In this brave new world, organisational dynamics affecting data governance will increasingly be the determinant to whether big data may be ethically handled or is in compliance with laws. The commissioner refers to a Boston Consulting Group paper that argues that the potential gains from using big data are so great that the management of personal data, including issues of how data is collected, consent, purposes and security, is a C-suite issue, that is, an issue that should be addressed at chief officer level within an organisation: “This positioning of personal data issues means that there is a convergence between the data management agenda and the data protection and privacy agenda.”

So What Should Data Analytics Providers Do?

First, put in place an appropriate values-based framework and rigorous governance arrangements to effectively identify and appropriately quarantine uses of personal information from any anonymisation-based data analytics.

Second, ensure transparency of practices and fairness of disclosures by educating people as citizens and as consumers.

“This means explaining the benefits of the analytics, in terms of improved services, more relevant marketing or enhanced rewards, and looking to foster a value exchange, in which people are happy to provide data if they are informed and have trust in how it will be used,” the commissioner says.

Providers should not place undue reliance on formal or complex privacy statements or notices, which may not be read or understood by consumers and therefore don’t foster trust and may also be legally ineffective because they are insufficiently transparent.

Third, consider use of intermediaries including trust certification third parties or others that can assist is demonstrating that anonymisation and other risk mitigation implemented by a corporation is embedded and systemic and demonstrably reliable.

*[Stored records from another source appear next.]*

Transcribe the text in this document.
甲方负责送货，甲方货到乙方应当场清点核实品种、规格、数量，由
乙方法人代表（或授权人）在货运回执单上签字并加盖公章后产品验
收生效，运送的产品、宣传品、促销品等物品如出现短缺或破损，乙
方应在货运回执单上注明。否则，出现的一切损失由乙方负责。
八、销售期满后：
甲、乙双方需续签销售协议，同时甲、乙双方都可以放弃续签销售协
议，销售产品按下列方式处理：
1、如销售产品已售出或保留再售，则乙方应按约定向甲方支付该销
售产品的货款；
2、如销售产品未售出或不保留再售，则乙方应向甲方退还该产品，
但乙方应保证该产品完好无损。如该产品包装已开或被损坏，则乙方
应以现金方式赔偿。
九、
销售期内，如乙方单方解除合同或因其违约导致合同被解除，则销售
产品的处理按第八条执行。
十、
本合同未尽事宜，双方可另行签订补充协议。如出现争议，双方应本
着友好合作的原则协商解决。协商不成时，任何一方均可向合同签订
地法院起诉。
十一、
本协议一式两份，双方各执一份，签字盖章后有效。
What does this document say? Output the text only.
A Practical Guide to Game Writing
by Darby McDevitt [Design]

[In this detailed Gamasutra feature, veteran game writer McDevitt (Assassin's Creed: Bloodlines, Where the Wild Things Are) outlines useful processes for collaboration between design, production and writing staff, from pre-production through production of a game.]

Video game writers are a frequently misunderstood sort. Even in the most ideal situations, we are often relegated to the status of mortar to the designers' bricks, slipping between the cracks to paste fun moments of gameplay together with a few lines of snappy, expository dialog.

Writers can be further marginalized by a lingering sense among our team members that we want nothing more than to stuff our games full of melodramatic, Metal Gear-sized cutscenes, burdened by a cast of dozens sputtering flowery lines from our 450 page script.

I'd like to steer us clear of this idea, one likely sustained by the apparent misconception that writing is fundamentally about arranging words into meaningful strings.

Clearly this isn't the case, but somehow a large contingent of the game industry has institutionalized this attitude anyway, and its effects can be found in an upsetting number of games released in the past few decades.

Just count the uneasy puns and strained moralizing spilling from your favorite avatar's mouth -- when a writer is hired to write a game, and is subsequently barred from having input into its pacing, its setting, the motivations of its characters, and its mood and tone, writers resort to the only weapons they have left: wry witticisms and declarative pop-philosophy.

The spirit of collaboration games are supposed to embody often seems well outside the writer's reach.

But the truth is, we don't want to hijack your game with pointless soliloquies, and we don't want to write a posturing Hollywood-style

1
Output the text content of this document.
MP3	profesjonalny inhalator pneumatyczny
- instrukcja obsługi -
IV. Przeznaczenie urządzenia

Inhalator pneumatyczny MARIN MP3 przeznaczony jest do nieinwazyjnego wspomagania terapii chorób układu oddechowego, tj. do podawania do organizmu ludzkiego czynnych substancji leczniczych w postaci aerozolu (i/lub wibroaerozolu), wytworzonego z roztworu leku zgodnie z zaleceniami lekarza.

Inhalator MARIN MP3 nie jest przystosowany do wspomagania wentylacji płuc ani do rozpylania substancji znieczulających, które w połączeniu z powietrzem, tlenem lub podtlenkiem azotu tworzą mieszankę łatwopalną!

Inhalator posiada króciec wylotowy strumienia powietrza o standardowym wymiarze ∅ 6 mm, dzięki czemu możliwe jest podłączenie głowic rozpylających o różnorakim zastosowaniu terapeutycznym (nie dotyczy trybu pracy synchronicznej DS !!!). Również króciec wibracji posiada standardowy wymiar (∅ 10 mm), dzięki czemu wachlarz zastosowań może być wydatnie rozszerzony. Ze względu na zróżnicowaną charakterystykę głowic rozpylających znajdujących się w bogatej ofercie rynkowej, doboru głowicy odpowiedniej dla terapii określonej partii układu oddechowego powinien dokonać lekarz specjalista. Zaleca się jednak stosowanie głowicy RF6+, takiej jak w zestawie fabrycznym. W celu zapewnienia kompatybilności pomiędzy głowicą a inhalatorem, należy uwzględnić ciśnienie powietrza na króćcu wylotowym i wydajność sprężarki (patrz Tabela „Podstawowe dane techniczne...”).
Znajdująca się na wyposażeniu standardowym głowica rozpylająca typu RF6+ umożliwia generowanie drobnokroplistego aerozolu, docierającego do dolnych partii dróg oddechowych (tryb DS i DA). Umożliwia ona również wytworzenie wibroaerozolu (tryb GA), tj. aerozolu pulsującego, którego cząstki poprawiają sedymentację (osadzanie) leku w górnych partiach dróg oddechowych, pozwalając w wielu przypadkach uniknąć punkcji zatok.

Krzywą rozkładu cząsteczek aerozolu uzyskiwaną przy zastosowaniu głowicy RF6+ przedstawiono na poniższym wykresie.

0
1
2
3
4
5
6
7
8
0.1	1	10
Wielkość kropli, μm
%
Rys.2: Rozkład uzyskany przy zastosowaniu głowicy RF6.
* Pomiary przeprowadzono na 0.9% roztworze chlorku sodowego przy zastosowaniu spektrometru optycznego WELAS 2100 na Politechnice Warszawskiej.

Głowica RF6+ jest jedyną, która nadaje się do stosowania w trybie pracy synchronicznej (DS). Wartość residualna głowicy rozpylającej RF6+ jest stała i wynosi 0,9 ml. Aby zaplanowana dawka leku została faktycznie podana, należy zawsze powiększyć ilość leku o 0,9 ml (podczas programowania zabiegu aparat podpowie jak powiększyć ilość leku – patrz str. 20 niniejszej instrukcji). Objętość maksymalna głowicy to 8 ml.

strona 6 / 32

Fourth, be particularly careful in any repurposing of personal information. If an organisation has collected personal data for one purpose and then decides to start analysing it for completely different purposes, or to make it available for others to do so, then it needs to make its users aware of this. As the commissioner notes, “This is particularly important if the organisation is planning to use the data for a purpose that is not apparent to the individual because it is not obviously connected with their use of a service."

Fifth, don’t forgo use minimisation of personal information. Although a key feature of big data is using "all" the data, minimisation of use of personal information requires organisations to be clear from the outset as to what they expect to learn or be able to do by use of personal information, as well as satisfying themselves that the personal information is relevant and its use not excessive in relation to that aim.

The commissioner’s paper is a good and timely read. In this reviewer’s experience, many early data analytics applications simply don’t effectively quarantine uses of personal information from uses of anonymised data. This was partly because many applications were developed in jurisdictions or industry sectors that were not subject to significant privacy regulation and then then applied in more regulated jurisdictions without appropriate localisation to accommodate economy wide privacy rules.

Many alleged anonymisation practices fail through poor understanding of organisational dynamics and because legal form takes precedence over appropriate data governance. Some early applications of customer data analytics have been rudimentary in process design and frankly slipshod in project execution.

From better understanding of the issues and an appreciation by many corporations of the ethical imperative, the position is now quickly changing. Good practitioners of big data analytics will increasingly be able to differentiate themselves from the substandard early movers.